The Ford GT is an American mid-engine two-seater sports car manufactured and marketed by Ford.
The GT recalls Ford's historically significant GT40, consecutive four-time winner of the 24 Hours of Le Mans (1966-1969), including a 1-2-3 finish in 1966.
The Ford GT began life as a concept car designed in anticipation of the automaker's centennial year and as part of its drive to showcase and revive its "heritage" names such as Mustang and Thunderbird. At the 2002 auto show, Ford unveiled a new GT40 Concept car. Camilo Pardo, the head of Ford's "Living Legends" studio, is credited as the chief designer of the GT and worked under the guidance of J Mays. Carroll Shelby, the original designer of the Shelby GT 500, was brought in by Ford to help develop the Ford GT; which included performance testing of the prototype car. While the project was still secret, it was called Petunia.
The GT is similar in outward appearance to the original Ford GT40, but bigger, wider, and most importantly 3 in (76 mm) taller than the original 40 in (100 cm) overall height; as a result, a potential name for the car was the GT43. Although the cars are visually related, structurally, there is no similarity between the modern GT and the 1960s GT40 that inspired it. Three production prototype cars were shown to the public in 2003 as part of Ford's centenary, and delivery of the production version called simply the Ford GT began in the fall of 2004.
As the Ford GT was built as part of the company's 100th anniversary celebration, the left headlight cluster was designed to read "100".
A British company, Safir Engineering, who built continuation GT40 cars in the 1980s, owned the "GT40" trademark at that time. When production of the continuation cars ended, they sold the excess parts, tooling, design, and trademark to a small Ohio based company called Safir GT40 Spares. This company licensed the use of the "GT40" trademark to Ford for the initial 2002 show car. When Ford decided to put the GT40 concept to production stage, negotiations between the two firms failed, thus the production cars do not wear the GT40 badge and are simply called the GT.
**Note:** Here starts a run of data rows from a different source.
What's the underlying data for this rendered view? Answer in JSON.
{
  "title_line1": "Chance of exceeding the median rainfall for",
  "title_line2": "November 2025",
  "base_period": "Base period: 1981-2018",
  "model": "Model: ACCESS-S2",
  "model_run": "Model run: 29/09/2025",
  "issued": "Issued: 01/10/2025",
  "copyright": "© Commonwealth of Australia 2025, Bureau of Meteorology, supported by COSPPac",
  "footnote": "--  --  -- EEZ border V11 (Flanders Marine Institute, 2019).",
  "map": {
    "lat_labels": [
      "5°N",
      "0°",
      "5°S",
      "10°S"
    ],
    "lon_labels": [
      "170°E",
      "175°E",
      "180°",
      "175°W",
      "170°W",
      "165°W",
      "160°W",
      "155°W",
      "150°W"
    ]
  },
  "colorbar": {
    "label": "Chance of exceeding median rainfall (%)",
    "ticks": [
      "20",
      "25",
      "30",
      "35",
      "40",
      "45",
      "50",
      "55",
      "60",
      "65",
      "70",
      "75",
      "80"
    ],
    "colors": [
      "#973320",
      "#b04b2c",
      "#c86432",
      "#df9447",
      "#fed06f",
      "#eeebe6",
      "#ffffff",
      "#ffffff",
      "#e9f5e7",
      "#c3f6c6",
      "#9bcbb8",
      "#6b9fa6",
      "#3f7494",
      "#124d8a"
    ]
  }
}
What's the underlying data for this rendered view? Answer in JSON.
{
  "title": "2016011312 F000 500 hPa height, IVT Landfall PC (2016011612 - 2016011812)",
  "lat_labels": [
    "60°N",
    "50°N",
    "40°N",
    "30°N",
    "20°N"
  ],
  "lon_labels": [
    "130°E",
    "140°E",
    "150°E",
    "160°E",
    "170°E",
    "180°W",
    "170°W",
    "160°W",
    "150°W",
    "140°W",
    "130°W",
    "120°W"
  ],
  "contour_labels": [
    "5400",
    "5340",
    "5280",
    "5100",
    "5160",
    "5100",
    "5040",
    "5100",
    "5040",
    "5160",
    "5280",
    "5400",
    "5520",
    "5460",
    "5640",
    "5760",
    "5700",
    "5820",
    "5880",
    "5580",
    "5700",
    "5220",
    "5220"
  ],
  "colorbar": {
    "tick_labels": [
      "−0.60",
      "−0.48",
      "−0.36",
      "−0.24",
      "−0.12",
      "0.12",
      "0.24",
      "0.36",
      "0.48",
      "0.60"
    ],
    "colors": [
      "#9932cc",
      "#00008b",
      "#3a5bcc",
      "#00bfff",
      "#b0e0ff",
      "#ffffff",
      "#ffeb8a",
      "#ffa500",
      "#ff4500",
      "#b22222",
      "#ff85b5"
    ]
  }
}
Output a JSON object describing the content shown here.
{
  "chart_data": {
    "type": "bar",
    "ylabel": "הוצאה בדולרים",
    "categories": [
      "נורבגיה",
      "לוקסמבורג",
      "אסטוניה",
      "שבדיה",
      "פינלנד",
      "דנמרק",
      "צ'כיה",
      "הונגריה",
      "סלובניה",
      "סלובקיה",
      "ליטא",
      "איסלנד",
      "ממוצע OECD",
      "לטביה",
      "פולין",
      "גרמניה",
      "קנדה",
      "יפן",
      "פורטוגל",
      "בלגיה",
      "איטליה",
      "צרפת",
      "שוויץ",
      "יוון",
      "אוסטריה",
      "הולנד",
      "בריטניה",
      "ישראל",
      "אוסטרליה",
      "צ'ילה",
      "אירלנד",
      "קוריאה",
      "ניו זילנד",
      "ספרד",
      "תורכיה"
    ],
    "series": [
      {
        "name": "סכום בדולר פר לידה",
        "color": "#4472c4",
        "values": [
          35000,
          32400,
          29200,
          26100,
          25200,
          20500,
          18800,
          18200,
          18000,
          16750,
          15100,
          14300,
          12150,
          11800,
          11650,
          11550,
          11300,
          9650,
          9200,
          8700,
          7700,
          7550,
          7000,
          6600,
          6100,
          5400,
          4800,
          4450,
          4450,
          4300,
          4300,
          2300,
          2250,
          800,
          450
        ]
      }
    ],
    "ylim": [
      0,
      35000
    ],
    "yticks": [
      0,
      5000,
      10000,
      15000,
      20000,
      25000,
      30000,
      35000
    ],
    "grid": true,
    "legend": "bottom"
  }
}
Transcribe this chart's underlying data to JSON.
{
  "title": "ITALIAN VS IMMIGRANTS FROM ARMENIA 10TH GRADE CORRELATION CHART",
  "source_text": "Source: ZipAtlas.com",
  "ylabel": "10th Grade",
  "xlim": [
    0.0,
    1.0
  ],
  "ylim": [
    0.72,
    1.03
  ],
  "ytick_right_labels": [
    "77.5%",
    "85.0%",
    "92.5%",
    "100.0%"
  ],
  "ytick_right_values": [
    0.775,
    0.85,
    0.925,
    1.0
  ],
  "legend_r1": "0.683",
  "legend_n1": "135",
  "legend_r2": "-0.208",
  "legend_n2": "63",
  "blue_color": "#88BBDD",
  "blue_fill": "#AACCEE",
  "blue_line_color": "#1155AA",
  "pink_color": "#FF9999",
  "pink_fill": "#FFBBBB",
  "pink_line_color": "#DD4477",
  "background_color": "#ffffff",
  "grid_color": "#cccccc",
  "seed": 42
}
The GT was produced for the 2005 and 2006 model years. The car began assembly at Mayflower Vehicle Systems in Norwalk, Ohio and was painted by Saleen at their Saleen Special Vehicles facility in Troy, Michigan. The GT is powered by an engine built at Ford's Romeo Engine Plant in Romeo, Michigan. Installation of the engine and manual transmission along with interior finishing was handled in the SVT building at Ford's Wixom, Michigan plant.
Of the 4,500 GTs originally planned, approximately 100 were to be exported to Europe, starting in late 2005. An additional 200 cars were destined for sale in Canada. Production ended in September 2006 without reaching the planned production target. Approximately 550 cars were built in 2004, nearly 1,900 in 2005, and just over 1,600 in 2006, for a grand total of 4,038 cars. The final 11 car bodies manufactured by Mayflower Vehicle Systems were disassembled, and the frames and body panels were sold as service parts. The Wixom Assembly Plant has stopped production of all models as of May 31, 2007. Sales of the GT continued into 2007, from cars held in storage and in dealer inventories.
When the Ford GT was first announced, the demand outpaced supply, and the cars initially sold for premium prices. The first private sale of Ford's new mid-engine sports car was completed on August 4, 2004, when former Microsoft executive Jon Shirley took delivery of his Midnight Blue 2005 Ford GT. Shirley earned the right to purchase the first production Ford GT (chassis #10) at a charity auction at the Pebble Beach Concours d'Elegance Auction after bidding over $557,000.
A few other early cars sold for as much as a US$100,000 premium over the suggested retail price of $139,995 (Ford increased the MSRP to $149,995 on July 1, 2005). Optional equipment available included a McIntosh sound system, racing stripes, painted brake calipers, and forged alloy wheels adding $13,500 to the MSRP.
During the GT's production run, the car was featured on the cover of the video game Gran Turismo 4, and was also featured in Need for Speed: ProStreet, as well as being made into physical form in the Transformers: Alternators toyline, which featured realistic cars turning into Cybertronians; the Ford GT mold was used for the characters Mirage and Rodimus.
The GT won Top Gear's Gas Guzzler of the Year award in 2005. One of the show's presenters, Jeremy Clarkson, owned a GT and despite initially reserving high acclaim for the vehicle, ultimately requested a refund from Ford due to extensive problems with the car's aftermarket alarm system.